To do this we simply moved the large softbox from behind the model to in front of the model while also raising the height of the light and angling it down. You can see this lighting configuration in the third behind the scenes photo above.
This is what the resulting photos look like with this lighting change.
I would say that the final images have a medium level of post production editing applied.
In Lightroom I applied our usual basic edits: lens profile correction, white balance, contrast, black level and shadow adjustments. Then in Photoshop I touched up any blemishes and did some minor skin smoothing using gaussian blur and a layer mask. I also applied Topaz Detail with a layer mask to just the models and liquify tweaks where necessary.
Back in Lightroom, I applied a few final gradients along with color adjustments and clarity to bring out just a little more pop – and that’s it.

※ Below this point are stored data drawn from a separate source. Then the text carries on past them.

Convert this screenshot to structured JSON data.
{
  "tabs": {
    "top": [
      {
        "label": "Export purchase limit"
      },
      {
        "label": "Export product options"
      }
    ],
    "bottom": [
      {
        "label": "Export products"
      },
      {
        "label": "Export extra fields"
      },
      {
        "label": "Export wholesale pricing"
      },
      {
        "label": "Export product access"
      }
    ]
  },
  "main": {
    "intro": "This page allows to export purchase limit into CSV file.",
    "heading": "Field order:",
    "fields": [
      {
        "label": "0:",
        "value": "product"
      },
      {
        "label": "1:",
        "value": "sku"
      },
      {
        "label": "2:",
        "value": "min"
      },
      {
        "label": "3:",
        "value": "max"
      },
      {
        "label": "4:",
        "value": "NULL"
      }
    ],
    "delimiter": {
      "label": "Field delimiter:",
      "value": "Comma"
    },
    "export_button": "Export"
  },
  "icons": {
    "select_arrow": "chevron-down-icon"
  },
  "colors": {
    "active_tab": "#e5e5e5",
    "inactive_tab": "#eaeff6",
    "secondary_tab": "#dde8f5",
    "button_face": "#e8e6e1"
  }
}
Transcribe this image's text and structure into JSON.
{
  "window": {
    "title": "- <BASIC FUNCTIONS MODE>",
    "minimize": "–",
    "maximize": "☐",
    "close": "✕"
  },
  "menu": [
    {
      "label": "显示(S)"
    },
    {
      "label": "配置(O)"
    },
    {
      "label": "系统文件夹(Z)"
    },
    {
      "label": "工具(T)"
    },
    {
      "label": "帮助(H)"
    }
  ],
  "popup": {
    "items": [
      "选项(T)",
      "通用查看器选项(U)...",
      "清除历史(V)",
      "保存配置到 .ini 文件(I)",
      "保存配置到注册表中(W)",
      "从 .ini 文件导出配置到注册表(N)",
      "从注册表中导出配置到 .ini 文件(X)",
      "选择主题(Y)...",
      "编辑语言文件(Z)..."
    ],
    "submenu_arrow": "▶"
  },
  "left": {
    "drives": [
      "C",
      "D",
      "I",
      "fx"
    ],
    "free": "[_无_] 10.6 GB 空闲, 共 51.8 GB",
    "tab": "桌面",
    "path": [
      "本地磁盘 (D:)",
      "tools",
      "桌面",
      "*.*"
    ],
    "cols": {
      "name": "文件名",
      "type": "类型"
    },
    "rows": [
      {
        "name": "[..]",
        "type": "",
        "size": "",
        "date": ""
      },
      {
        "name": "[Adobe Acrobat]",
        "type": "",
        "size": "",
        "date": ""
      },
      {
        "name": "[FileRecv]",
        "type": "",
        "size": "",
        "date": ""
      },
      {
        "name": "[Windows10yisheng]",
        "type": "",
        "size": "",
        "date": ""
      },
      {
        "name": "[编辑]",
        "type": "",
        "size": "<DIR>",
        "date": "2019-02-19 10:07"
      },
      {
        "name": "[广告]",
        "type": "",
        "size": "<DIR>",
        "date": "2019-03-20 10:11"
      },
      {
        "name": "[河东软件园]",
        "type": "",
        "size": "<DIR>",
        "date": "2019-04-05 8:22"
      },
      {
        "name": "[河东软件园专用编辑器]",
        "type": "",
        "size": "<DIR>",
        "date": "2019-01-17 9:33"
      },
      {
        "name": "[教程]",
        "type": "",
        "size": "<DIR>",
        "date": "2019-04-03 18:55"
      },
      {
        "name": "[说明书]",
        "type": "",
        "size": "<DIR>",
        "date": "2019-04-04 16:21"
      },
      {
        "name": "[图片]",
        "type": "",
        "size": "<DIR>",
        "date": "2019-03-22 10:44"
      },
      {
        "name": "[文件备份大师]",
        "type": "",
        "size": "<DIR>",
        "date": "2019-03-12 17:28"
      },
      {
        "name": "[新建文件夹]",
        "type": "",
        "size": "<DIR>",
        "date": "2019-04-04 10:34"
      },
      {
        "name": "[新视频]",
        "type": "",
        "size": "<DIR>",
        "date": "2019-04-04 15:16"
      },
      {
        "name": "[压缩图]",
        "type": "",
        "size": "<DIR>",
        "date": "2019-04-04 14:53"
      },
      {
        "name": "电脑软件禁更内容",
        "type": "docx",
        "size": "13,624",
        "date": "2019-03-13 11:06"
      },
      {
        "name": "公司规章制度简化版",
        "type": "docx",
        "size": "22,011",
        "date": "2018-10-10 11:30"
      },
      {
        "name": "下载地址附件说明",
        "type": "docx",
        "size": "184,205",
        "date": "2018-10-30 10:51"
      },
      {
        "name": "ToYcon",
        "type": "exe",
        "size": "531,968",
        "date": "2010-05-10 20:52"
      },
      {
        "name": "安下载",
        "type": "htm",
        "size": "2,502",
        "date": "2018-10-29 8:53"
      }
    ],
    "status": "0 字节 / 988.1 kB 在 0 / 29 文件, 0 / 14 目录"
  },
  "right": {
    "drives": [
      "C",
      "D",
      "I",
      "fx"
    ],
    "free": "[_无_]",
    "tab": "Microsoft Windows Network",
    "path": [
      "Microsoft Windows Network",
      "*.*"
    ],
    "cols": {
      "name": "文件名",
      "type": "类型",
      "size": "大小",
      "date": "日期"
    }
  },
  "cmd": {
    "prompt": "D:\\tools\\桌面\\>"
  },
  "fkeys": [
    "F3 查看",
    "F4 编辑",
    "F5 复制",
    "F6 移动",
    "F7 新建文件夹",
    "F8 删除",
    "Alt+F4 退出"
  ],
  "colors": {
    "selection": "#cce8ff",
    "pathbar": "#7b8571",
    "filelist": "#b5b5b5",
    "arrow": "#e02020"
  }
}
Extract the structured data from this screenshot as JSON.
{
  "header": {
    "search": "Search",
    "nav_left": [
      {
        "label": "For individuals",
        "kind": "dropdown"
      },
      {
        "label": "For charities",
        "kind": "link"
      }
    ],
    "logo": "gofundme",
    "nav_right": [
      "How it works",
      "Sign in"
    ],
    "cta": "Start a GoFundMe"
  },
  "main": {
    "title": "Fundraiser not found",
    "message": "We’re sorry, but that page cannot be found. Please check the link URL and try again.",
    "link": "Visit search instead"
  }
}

Here is an example of a before and after image:
What I Would Improve Next Time
The biggest problem I had was controlling the light in a dance studio with a light colored floor and mirrors everywhere. The next time I find myself photographing pole dancing fitness instructors, I think I will put up a black curtain all the way around the shoot location to block all spill and use just strip lights (as in strip softboxes) with grids.
And speaking of strip lights, I think it would be fun to use some gels, maybe a smoke machine… to add a little more authenticity to the finished photographs.